Look at the skill set being sold for ₹5,000. The current programme offers promotion of videos and slideshows, social‑media marketing and platform integration, strategies to increase “customer network” and “audience reach,” effective promotional techniques, and online marketing fundamentals, alongside domain, hosting and basic website design. This is textbook digital‑marketing content. It is also exactly what political IT cells use daily to engineer trends, suppress uncomfortable stories and keep their leader’s face on every screen.
Recent reports have flagged how TVK supporters allegedly weaponise this ecosystem – from coordinated online abuse to mass reporting of critical accounts. Analyses of the election have highlighted how Vijay’s party rode a wave of YouTube videos, Shorts and Reels carefully crafted to present a heroic narrative and drown out counter‑voices. In that context, a government institute training a new cohort in social‑media promotion and audience‑reach tactics is not a politically innocent act.
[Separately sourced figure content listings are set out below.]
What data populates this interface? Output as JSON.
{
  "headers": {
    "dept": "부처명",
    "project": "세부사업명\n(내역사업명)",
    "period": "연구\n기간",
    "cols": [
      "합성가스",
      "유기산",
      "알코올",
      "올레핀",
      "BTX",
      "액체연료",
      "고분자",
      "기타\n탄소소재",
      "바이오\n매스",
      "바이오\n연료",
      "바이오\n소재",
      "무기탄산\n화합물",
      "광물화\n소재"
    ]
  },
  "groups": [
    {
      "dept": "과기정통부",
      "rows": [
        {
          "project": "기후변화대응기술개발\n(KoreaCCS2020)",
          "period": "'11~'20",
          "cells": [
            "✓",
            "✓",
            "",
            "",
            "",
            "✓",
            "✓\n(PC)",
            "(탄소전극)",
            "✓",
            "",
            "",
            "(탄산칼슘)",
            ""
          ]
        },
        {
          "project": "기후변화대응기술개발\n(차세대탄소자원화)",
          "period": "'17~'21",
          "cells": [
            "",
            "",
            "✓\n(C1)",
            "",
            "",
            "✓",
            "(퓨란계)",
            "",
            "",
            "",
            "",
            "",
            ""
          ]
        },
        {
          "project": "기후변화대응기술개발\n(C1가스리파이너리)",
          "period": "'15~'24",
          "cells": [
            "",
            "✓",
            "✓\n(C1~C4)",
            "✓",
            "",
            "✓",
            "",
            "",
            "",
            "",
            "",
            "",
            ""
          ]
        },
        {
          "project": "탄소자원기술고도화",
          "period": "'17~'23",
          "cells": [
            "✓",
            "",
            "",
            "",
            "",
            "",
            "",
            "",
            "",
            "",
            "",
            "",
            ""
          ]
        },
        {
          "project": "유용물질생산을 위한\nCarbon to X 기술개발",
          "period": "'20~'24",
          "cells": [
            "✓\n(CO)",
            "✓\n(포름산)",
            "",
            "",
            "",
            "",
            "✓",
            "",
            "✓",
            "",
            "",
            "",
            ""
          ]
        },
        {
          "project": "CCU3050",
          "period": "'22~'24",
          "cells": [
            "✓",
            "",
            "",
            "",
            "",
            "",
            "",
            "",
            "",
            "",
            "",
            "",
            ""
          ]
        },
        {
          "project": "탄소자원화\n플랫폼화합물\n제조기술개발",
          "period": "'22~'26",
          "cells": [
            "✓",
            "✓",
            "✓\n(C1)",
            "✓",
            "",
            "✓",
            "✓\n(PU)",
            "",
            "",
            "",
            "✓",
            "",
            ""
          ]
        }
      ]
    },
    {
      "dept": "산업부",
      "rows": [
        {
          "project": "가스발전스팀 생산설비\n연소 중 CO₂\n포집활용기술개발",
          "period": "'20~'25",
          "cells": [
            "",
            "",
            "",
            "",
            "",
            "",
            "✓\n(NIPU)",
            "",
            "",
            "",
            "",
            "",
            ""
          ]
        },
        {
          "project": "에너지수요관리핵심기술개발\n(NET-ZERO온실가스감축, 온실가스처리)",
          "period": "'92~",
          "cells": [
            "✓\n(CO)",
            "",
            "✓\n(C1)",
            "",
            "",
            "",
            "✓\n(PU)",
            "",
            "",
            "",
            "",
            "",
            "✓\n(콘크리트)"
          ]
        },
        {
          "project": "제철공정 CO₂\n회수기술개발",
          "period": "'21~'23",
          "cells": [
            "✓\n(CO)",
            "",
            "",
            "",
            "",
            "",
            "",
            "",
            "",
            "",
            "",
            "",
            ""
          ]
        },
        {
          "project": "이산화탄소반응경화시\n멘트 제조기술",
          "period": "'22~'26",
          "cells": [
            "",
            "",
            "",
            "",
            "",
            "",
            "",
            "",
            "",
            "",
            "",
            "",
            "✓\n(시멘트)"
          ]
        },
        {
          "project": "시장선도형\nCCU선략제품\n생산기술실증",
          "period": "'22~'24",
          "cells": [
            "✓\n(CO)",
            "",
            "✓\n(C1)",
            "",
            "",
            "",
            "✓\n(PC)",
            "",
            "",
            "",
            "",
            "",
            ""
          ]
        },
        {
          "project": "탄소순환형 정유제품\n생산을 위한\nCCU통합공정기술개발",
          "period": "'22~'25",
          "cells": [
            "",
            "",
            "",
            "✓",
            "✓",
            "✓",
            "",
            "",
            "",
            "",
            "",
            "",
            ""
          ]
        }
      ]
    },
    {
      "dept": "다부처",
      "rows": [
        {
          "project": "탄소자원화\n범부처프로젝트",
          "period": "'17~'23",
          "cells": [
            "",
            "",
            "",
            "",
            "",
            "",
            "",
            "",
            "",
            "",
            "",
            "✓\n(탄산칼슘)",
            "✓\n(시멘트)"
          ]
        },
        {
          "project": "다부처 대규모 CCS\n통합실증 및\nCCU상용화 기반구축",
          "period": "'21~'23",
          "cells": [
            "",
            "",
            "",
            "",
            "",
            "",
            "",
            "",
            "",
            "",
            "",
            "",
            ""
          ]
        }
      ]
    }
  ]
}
It creates a ready‑to‑tap pool of technically skilled creators who owe their certificate, contacts and in some cases hostel and loan guidance to the state.
When the state invests in shaping this cohort’s skills, without parallel investment in media ethics, fact‑checking or hate‑speech awareness, whose interests are ultimately served?
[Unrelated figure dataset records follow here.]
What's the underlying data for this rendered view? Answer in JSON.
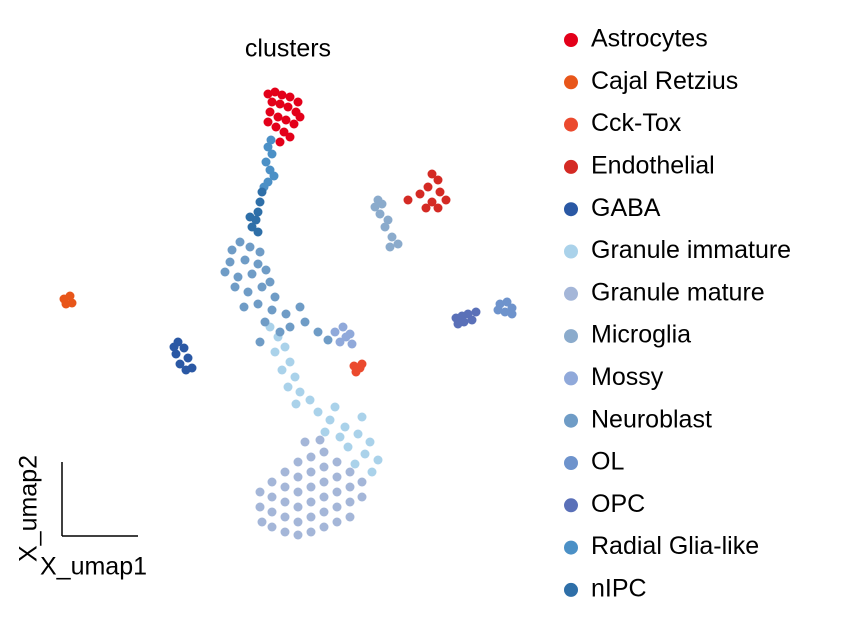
{
  "chart_data": {
    "type": "scatter",
    "title": "clusters",
    "xlabel": "X_umap1",
    "ylabel": "X_umap2",
    "xlim": [
      40,
      520
    ],
    "ylim": [
      70,
      560
    ],
    "series": [
      {
        "name": "Astrocytes",
        "color": "#e3001a",
        "x": [
          268,
          275,
          282,
          290,
          298,
          272,
          280,
          288,
          296,
          300,
          270,
          278,
          286,
          294,
          284,
          290,
          276,
          268,
          280
        ],
        "values": [
          538,
          540,
          537,
          535,
          530,
          530,
          528,
          525,
          520,
          515,
          520,
          515,
          512,
          508,
          500,
          495,
          505,
          510,
          490
        ]
      },
      {
        "name": "Cajal Retzius",
        "color": "#e8561a",
        "x": [
          64,
          70,
          72,
          66
        ],
        "values": [
          333,
          336,
          329,
          328
        ]
      },
      {
        "name": "Cck-Tox",
        "color": "#eb4a2e",
        "x": [
          354,
          360,
          356,
          362
        ],
        "values": [
          266,
          264,
          260,
          268
        ]
      },
      {
        "name": "Endothelial",
        "color": "#d42a24",
        "x": [
          432,
          438,
          428,
          440,
          446,
          432,
          420,
          438,
          426,
          408
        ],
        "values": [
          458,
          452,
          445,
          440,
          432,
          430,
          438,
          424,
          424,
          432
        ]
      },
      {
        "name": "GABA",
        "color": "#2a58a4",
        "x": [
          178,
          184,
          176,
          188,
          180,
          192,
          186,
          174
        ],
        "values": [
          290,
          284,
          278,
          274,
          268,
          264,
          262,
          285
        ]
      },
      {
        "name": "Granule immature",
        "color": "#aad2ea",
        "x": [
          270,
          278,
          285,
          275,
          290,
          282,
          295,
          288,
          300,
          310,
          296,
          318,
          330,
          345,
          358,
          340,
          370,
          365,
          378,
          355,
          372,
          348,
          325,
          335,
          362
        ],
        "values": [
          305,
          295,
          285,
          280,
          270,
          262,
          255,
          245,
          240,
          232,
          228,
          220,
          212,
          205,
          198,
          195,
          190,
          178,
          172,
          168,
          160,
          185,
          200,
          225,
          215
        ]
      },
      {
        "name": "Granule mature",
        "color": "#a4b6d8",
        "x": [
          260,
          260,
          262,
          272,
          272,
          272,
          272,
          285,
          285,
          285,
          285,
          285,
          298,
          298,
          298,
          298,
          298,
          298,
          311,
          311,
          311,
          311,
          311,
          311,
          324,
          324,
          324,
          324,
          324,
          324,
          337,
          337,
          337,
          337,
          337,
          350,
          350,
          350,
          350,
          362,
          362,
          305,
          320
        ],
        "values": [
          140,
          125,
          110,
          150,
          135,
          120,
          105,
          160,
          145,
          130,
          115,
          100,
          170,
          155,
          140,
          125,
          110,
          97,
          175,
          160,
          145,
          130,
          115,
          100,
          180,
          165,
          150,
          135,
          120,
          105,
          170,
          155,
          140,
          125,
          110,
          160,
          145,
          130,
          115,
          150,
          135,
          190,
          192
        ]
      },
      {
        "name": "Microglia",
        "color": "#8babcc",
        "x": [
          375,
          382,
          380,
          388,
          385,
          392,
          398,
          390,
          378
        ],
        "values": [
          425,
          428,
          418,
          412,
          405,
          395,
          388,
          385,
          432
        ]
      },
      {
        "name": "Mossy",
        "color": "#90a9da",
        "x": [
          335,
          343,
          350,
          340,
          352,
          346
        ],
        "values": [
          300,
          305,
          298,
          290,
          288,
          295
        ]
      },
      {
        "name": "Neuroblast",
        "color": "#6f9cc6",
        "x": [
          240,
          250,
          260,
          230,
          245,
          258,
          225,
          238,
          252,
          266,
          235,
          248,
          262,
          275,
          244,
          258,
          272,
          286,
          300,
          290,
          305,
          318,
          265,
          280,
          260,
          328,
          232,
          270
        ],
        "values": [
          390,
          385,
          380,
          370,
          372,
          368,
          360,
          355,
          358,
          362,
          345,
          340,
          345,
          335,
          325,
          328,
          322,
          318,
          325,
          305,
          310,
          300,
          310,
          300,
          290,
          292,
          382,
          350
        ]
      },
      {
        "name": "OL",
        "color": "#6e93cc",
        "x": [
          500,
          507,
          512,
          505,
          512,
          498
        ],
        "values": [
          328,
          330,
          324,
          320,
          318,
          322
        ]
      },
      {
        "name": "OPC",
        "color": "#5a70b8",
        "x": [
          456,
          462,
          468,
          472,
          464,
          458,
          476
        ],
        "values": [
          314,
          316,
          318,
          312,
          310,
          308,
          320
        ]
      },
      {
        "name": "Radial Glia-like",
        "color": "#4b90c6",
        "x": [
          268,
          272,
          266,
          270,
          274,
          268,
          264,
          271
        ],
        "values": [
          485,
          478,
          470,
          462,
          456,
          450,
          445,
          492
        ]
      },
      {
        "name": "nIPC",
        "color": "#2e6fa8",
        "x": [
          262,
          260,
          258,
          256,
          252,
          258,
          250
        ],
        "values": [
          440,
          430,
          420,
          412,
          405,
          400,
          415
        ]
      }
    ]
  }
}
To be clear: there is no public proof that EDII‑TN graduates from the DMK years were formally absorbed into party IT cells, nor that TVK has a documented plan to turn the May 2026 batch into an official digital army. But the structural risk is obvious. The state has built and is now preserving a taxpayer‑supported training line that produces exactly the skills required for sophisticated political propaganda, with no visible firewall against partisan use.
A few questions follow naturally. What safeguards exist to ensure that EDII‑TN’s YouTube alumni are not informally channelled into the ruling party’s online campaigns? Has any government issued clear guidelines preventing state‑trained digital entrepreneurs from being turned into unpaid party amplifiers? And if the concern is genuinely entrepreneurship, why do we not see equally aggressive state programmes on media literacy, verification and democratic responsibilities of content creators?
On this issue at least, DMK and TVK begin to look less like ideological opposites and more like successive managers of the same state‑run digital machine – one that can, at any moment, be tuned from “capacity building” to “narrative management” without ever needing a new policy note.